Staff Picks, June 2025: Summer of Showcases (opens in new tab)

June was a massive month for the gaming industry, highlighted by a staggering 23 different showcases that broadcasted a wide variety of upcoming titles. To process this influx of news, contributors Alex, Armando, and Matt provide a curated look at the most interesting announcements from both AAA and indie events.
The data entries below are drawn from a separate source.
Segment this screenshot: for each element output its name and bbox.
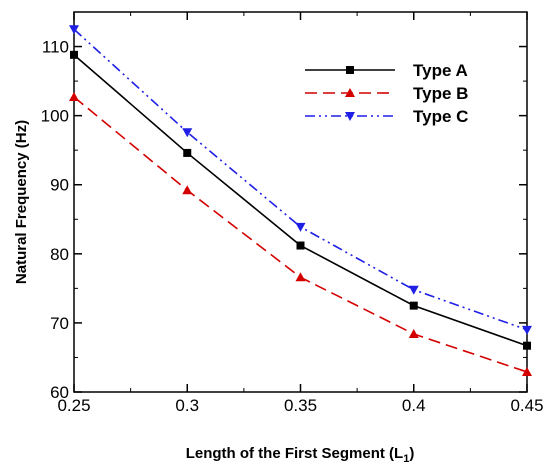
x-axis-title-main: Length of the First Segment (L bbox=[186, 445, 404, 462]
data-point bbox=[69, 91, 79, 101]
x-axis-title-end: ) bbox=[409, 445, 414, 462]
data-point bbox=[182, 128, 193, 138]
x-tick-label: 0.4 bbox=[402, 396, 426, 415]
data-point bbox=[183, 148, 192, 157]
data-point bbox=[523, 341, 531, 350]
x-tick-label: 0.35 bbox=[284, 396, 317, 415]
legend-item: Type A bbox=[305, 61, 468, 80]
legend-item: Type C bbox=[305, 107, 468, 126]
series-type-b bbox=[69, 91, 532, 376]
data-point bbox=[70, 50, 78, 59]
data-point bbox=[296, 241, 305, 250]
data-point bbox=[69, 25, 79, 35]
series-line bbox=[73, 96, 528, 373]
data-point bbox=[408, 285, 419, 295]
data-point bbox=[522, 366, 532, 376]
series-type-a bbox=[70, 50, 531, 350]
series-type-c bbox=[69, 25, 532, 335]
y-axis-title: Natural Frequency (Hz) bbox=[13, 120, 30, 284]
data-point bbox=[408, 328, 419, 338]
x-tick-label: 0.25 bbox=[57, 396, 90, 415]
data-point bbox=[295, 222, 306, 232]
legend-label: Type C bbox=[413, 107, 468, 126]
legend-label: Type B bbox=[413, 84, 468, 103]
legend-label: Type A bbox=[413, 61, 468, 80]
legend-marker bbox=[345, 112, 355, 121]
series-layer bbox=[69, 25, 532, 376]
data-point bbox=[182, 185, 193, 195]
x-tick-label: 0.45 bbox=[510, 396, 543, 415]
x-tick-label: 0.3 bbox=[175, 396, 199, 415]
ticks-layer: 0.25 0.3 0.35 0.4 0.45 60 70 80 90 100 110 bbox=[41, 12, 544, 415]
x-axis-title: Length of the First Segment (L1) bbox=[186, 445, 415, 465]
y-tick-label: 60 bbox=[50, 383, 69, 402]
legend-marker bbox=[346, 66, 354, 74]
y-tick-label: 90 bbox=[50, 176, 69, 195]
x-axis-title-subscript: 1 bbox=[403, 453, 409, 465]
data-point bbox=[295, 272, 306, 282]
y-tick-label: 80 bbox=[50, 245, 69, 264]
legend: Type A Type B Type C bbox=[305, 61, 468, 126]
y-tick-label: 110 bbox=[42, 38, 69, 57]
data-point bbox=[409, 301, 418, 310]
legend-marker bbox=[345, 88, 355, 97]
y-tick-label: 100 bbox=[41, 107, 69, 126]
data-point bbox=[522, 325, 532, 335]
legend-item: Type B bbox=[305, 84, 468, 103]
y-tick-label: 70 bbox=[50, 314, 69, 333]
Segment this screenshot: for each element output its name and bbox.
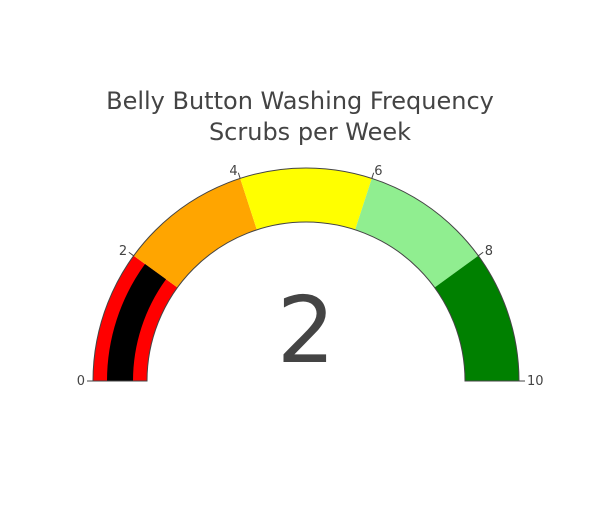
gauge-step-1 [133, 178, 257, 288]
gauge-tick-label-1: 2 [119, 244, 127, 259]
gauge-tick-label-0: 0 [77, 374, 85, 389]
gauge-value-bar [107, 264, 167, 381]
gauge-value-bar-layer [107, 264, 167, 381]
gauge-tick-label-4: 8 [485, 244, 493, 259]
gauge-tick-mark-1 [128, 251, 134, 257]
gauge-value-number: 2 [277, 277, 336, 384]
gauge-tick-mark-4 [478, 251, 484, 257]
gauge-tick-label-2: 4 [229, 164, 237, 179]
gauge-tick-label-3: 6 [374, 164, 382, 179]
chart-title-line-2: Scrubs per Week [209, 118, 411, 146]
gauge-tick-mark-2 [237, 172, 241, 179]
gauge-tick-mark-3 [371, 172, 375, 179]
gauge-axis: 0 2 4 6 8 10 [77, 164, 544, 389]
gauge-step-3 [355, 178, 479, 288]
chart-title-line-1: Belly Button Washing Frequency [106, 87, 494, 115]
gauge-tick-label-5: 10 [527, 374, 544, 389]
gauge-outline [92, 167, 520, 382]
gauge-step-2 [240, 167, 372, 230]
gauge-border [92, 167, 520, 382]
gauge-step-4 [434, 255, 519, 381]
Their analysis focuses on identifying the standout games of the season and those that best capture a specific summer aesthetic. ### The Summer Showcase Marathon * June featured a dense schedule of 23 separate game livestreams, necessitating constant monitoring of events like Summer Game Fest and The MIX. * The presentations covered a broad spectrum of the industry, ranging from high-budget, mainstream spectacles to niche indie-focused showcases. * This high volume of announcements reflects a diverse upcoming release calendar, catering to various gaming interests and platforms. ### Curated Highlights and Seasonal Recommendations * A panel consisting of Alex, Armando, and a new contributor, Matt, breaks down the most compelling titles revealed during the intensive month of livestreams. * The contributors highlight specific games that stood out for their innovation or presentation among the hundreds of titles shown. * A core part of the discussion focuses on identifying games that evoke a "summer mood," providing recommendations that align with the seasonal atmosphere. For those overwhelmed by the sheer volume of June’s gaming news, following these curated insights is an effective way to identify the must-watch indie and AAA titles slated for the near future.